L’auteure endosse, cette fois, un paletot d’homme sous lequel se trouve Charles Balanda, un architecte de quarante-sept ans angoissé et en perte d’existence propre. Sa relation amoureuse tiédit, puis, refroidie par des années de solitude à deux, et la routine de son travail en manque de défis, affadissent sa vie. L’univers de Charles s’en va à vau-l’eau. Il n’y a que Mathilde qui le retienne. Le besoin d’un papa de remplacement de l’ado de quatorze ans, fille de sa femme Laurence, lui vaut le seul rôle important qui donne un peu de sens à sa vie.

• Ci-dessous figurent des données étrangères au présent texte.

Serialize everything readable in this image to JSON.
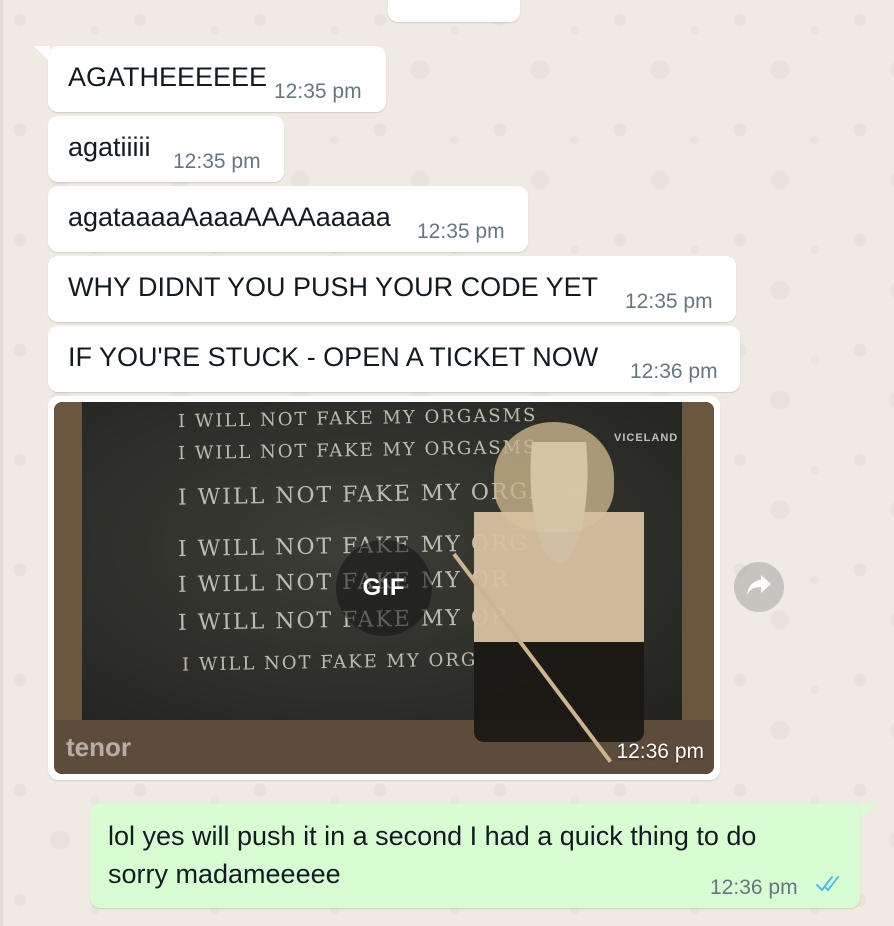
{
  "messages_in": [
    {
      "text": "AGATHEEEEEE",
      "time": "12:35 pm"
    },
    {
      "text": "agatiiiii",
      "time": "12:35 pm"
    },
    {
      "text": "agataaaaAaaaAAAAaaaaa",
      "time": "12:35 pm"
    },
    {
      "text": "WHY DIDNT YOU PUSH YOUR CODE YET",
      "time": "12:35 pm"
    },
    {
      "text": "IF YOU'RE STUCK - OPEN A TICKET NOW",
      "time": "12:36 pm"
    }
  ],
  "gif_message": {
    "badge": "GIF",
    "watermark": "tenor",
    "channel_logo": "VICELAND",
    "chalk_lines": [
      "I WILL NOT FAKE MY ORGASMS",
      "I WILL NOT FAKE MY ORGASMS",
      "I WILL NOT FAKE MY ORGASM",
      "I WILL NOT FAKE MY ORG",
      "I WILL NOT FAKE MY OR",
      "I WILL NOT FAKE MY OR",
      "I WILL NOT FAKE MY ORG"
    ],
    "time": "12:36 pm",
    "forward_icon": "forward-icon"
  },
  "message_out": {
    "line1": "lol yes will push it in a second I had a quick thing to do",
    "line2": "sorry madameeeee",
    "time": "12:36 pm",
    "status_icon": "double-check-read-icon"
  },
  "colors": {
    "background": "#efeae2",
    "incoming_bubble": "#ffffff",
    "outgoing_bubble": "#d9fdd3",
    "timestamp": "#667781",
    "read_ticks": "#53bdeb"
  }
}
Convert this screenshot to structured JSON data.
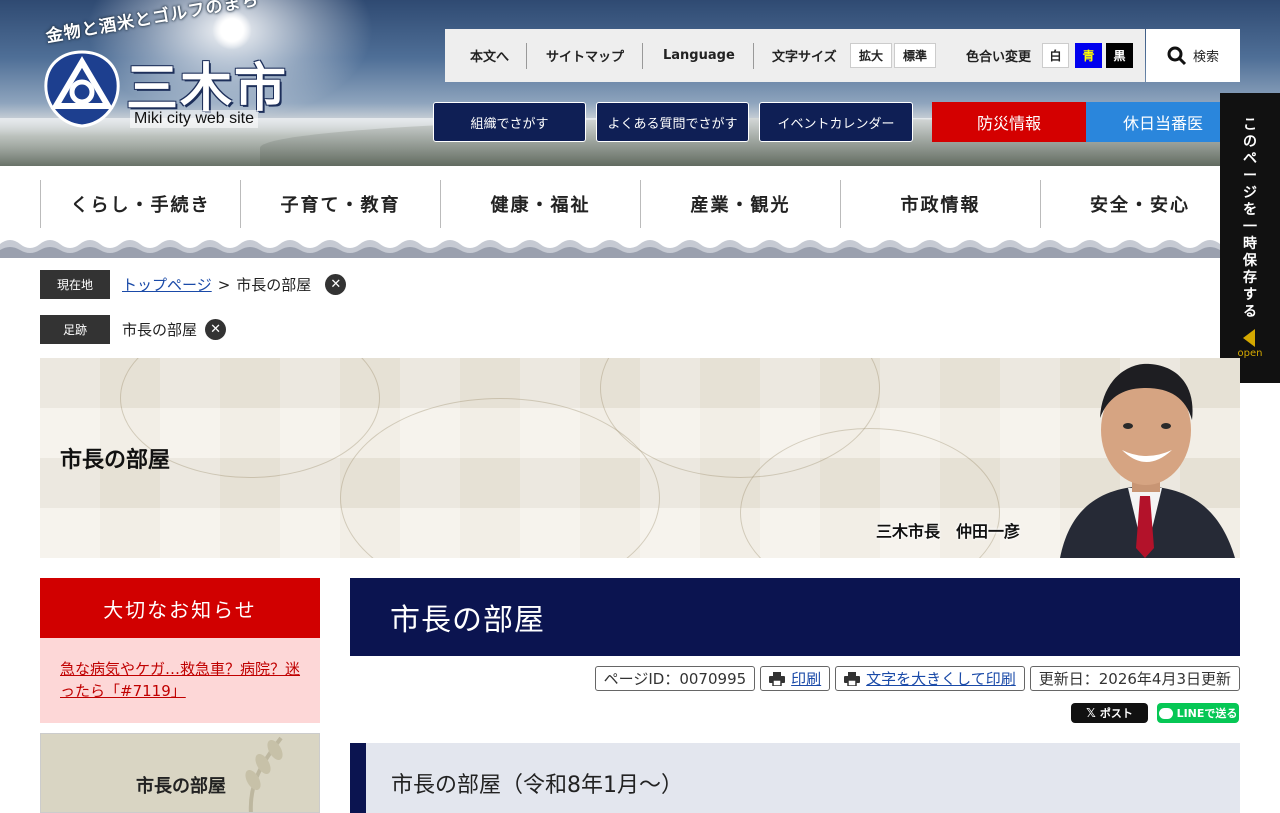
{
  "header": {
    "tagline": "金物と酒米とゴルフのまち",
    "city_name": "三木市",
    "site_sub": "Miki city web site",
    "util": {
      "honbun": "本文へ",
      "sitemap": "サイトマップ",
      "language": "Language",
      "font_size_label": "文字サイズ",
      "enlarge": "拡大",
      "standard": "標準",
      "color_label": "色合い変更",
      "white": "白",
      "blue": "青",
      "black": "黒",
      "search": "検索"
    },
    "nav_buttons": {
      "org": "組織でさがす",
      "faq": "よくある質問でさがす",
      "event": "イベントカレンダー",
      "disaster": "防災情報",
      "holiday": "休日当番医"
    }
  },
  "gnav": [
    "くらし・手続き",
    "子育て・教育",
    "健康・福祉",
    "産業・観光",
    "市政情報",
    "安全・安心"
  ],
  "side_tab": {
    "text": "このページを一時保存する",
    "open": "open"
  },
  "breadcrumb": {
    "current_label": "現在地",
    "top_link": "トップページ",
    "separator": ">",
    "current_page": "市長の部屋",
    "history_label": "足跡",
    "history_item": "市長の部屋",
    "close_glyph": "✕"
  },
  "hero": {
    "title": "市長の部屋",
    "caption": "三木市長　仲田一彦"
  },
  "sidebar": {
    "notice_title": "大切なお知らせ",
    "notice_link": "急な病気やケガ…救急車？病院？迷ったら「#7119」",
    "room_banner": "市長の部屋"
  },
  "main": {
    "title": "市長の部屋",
    "page_id": "ページID：0070995",
    "print": "印刷",
    "print_large": "文字を大きくして印刷",
    "updated": "更新日：2026年4月3日更新",
    "share_x": "ポスト",
    "share_line": "LINEで送る",
    "subheading": "市長の部屋（令和8年1月～）"
  },
  "colors": {
    "navy": "#0b1450",
    "disaster_red": "#d40000",
    "holiday_blue": "#2a86dc",
    "notice_red": "#d10000",
    "notice_bg": "#fdd7d7"
  }
}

Au moment où il apprend la mort d’Anouk, la mère d’Alexis, son ami d’enfance, il craque. Anouk, « la madonne de son enfance », une sorte de Mrs Robinson « déchaînée dans les bras de son lauréat », lui avait donné ses premiers frissons amoureux. Une symphonie de souvenirs se télescopent dans sa mémoire. Puis arrive Kate, l’Anglaise, elle aussi une sorte de maman de substitution pour une flopée d’enfants qu’elle a recueillis sous son toit. Ensemble, la magie opérera. Lui reviendra le goût du bonheur, de la joie de vivre.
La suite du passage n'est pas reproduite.